А я, молоденька, буду жать,
Буду жать, буду жать.
И у снопочки вязать,
Да вязать, да вязать…
И никто из нас не услышал топота копыт, пока не стало поздно.
Сгибаясь над очередной горстью, я вдруг учуяла где-то рядом шум и быстрое движение. Пение сбилось с лада, прервалось. Кто-то еще пел, а кто-то кричал, и в крике слышался неподдельный испуг. Я выпрямилась, обернулась: полукруг бабьего строя распался, большухи и молодухи бежали вдоль ополья, а между ними мелькали всадники – мужчины. Прямо на ходу они ловко подхватывали то одну, то другую, кидали перед седлом и вскачь уносились к лесу.
От изумления я выронила серп; тут у меня за спиной послышался шум, движение, что-то подхватило меня под мышки, вздернуло вверх.

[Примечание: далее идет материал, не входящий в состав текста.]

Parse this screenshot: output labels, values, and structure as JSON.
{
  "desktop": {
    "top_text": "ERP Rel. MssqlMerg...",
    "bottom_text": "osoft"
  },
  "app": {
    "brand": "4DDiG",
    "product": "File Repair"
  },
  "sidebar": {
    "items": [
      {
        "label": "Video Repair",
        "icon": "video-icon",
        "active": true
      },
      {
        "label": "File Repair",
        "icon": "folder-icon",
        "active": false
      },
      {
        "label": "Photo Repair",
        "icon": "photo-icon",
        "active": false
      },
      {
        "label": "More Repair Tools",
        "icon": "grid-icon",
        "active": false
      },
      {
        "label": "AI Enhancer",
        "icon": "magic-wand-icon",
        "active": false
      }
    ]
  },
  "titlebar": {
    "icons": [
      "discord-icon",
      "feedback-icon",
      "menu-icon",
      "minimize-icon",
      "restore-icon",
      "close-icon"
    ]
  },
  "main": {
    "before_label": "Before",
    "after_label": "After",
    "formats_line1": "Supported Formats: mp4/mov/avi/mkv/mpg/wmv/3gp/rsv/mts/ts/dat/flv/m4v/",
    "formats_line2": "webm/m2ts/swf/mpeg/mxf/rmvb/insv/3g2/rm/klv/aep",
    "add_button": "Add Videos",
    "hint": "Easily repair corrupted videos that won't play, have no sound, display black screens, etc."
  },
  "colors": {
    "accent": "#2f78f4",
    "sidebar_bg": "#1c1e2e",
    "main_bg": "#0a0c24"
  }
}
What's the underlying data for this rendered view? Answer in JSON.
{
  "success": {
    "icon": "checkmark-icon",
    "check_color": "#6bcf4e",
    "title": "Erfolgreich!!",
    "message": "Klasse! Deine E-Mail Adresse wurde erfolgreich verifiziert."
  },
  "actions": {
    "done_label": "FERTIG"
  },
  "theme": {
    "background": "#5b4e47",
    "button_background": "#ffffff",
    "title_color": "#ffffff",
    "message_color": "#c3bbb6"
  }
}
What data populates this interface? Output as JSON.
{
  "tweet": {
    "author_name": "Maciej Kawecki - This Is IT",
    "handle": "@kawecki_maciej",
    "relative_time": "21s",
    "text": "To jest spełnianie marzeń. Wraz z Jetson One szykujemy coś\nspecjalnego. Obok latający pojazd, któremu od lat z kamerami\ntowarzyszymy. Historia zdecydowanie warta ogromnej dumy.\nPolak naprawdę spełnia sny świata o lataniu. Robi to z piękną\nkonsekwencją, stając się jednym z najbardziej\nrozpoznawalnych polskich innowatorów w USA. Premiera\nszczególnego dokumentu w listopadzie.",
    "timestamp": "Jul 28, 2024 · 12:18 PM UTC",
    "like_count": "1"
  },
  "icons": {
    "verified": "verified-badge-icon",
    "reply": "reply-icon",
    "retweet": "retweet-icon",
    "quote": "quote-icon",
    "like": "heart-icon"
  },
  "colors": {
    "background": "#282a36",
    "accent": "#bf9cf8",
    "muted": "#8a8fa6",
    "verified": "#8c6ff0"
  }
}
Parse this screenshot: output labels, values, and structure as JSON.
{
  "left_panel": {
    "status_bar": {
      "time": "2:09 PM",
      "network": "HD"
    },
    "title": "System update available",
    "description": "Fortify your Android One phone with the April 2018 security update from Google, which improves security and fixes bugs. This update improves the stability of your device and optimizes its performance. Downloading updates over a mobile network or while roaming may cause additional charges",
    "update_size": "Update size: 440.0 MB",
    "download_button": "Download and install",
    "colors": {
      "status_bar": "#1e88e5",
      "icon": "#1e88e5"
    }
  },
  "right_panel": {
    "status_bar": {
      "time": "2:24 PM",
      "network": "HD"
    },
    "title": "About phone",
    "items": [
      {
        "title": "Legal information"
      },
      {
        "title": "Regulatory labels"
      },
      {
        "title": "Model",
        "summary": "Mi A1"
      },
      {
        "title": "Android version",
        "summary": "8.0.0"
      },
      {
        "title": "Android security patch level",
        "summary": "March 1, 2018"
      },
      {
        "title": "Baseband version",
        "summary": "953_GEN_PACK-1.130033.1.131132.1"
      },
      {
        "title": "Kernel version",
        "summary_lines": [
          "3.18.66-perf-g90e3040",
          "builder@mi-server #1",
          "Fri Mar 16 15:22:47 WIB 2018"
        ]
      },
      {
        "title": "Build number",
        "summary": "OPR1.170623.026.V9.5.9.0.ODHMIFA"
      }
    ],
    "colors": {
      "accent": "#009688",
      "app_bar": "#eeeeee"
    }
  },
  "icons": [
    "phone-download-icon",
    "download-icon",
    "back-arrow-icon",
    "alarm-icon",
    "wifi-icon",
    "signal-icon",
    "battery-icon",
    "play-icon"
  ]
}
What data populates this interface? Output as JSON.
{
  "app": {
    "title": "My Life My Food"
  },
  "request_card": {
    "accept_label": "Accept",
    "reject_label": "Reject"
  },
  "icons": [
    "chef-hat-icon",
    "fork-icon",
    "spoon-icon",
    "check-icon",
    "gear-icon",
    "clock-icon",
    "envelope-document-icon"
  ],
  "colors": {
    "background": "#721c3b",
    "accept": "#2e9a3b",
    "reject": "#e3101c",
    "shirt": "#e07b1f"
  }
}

Утратив землю под ногами, я закричала, а меня посадили перед седлом, и вот уже я с высоты конского хребта видела, как пытаются бежать мои бабы, преследуемые всадниками. Бабы спотыкались о колосья, путались в плотных подолах праздничных платх, иные падали. Стоял визг и вопль, азартные крики мужских голосов, свист, хохот… Венок из велес-травы слетел с моей головы и пропал под копытами.
А конь, на котором сидела я, уже несся к лесу; кто-то, кого я не видела, из-за спины одной рукой прижимал меня к себе, чтобы не свалилась, а второй держал поводья. Я сидела очень неловко, но не дергалась, боясь упасть: это была моя единственная осознанная мысль. Все остальное тонуло в испуге и недоумении.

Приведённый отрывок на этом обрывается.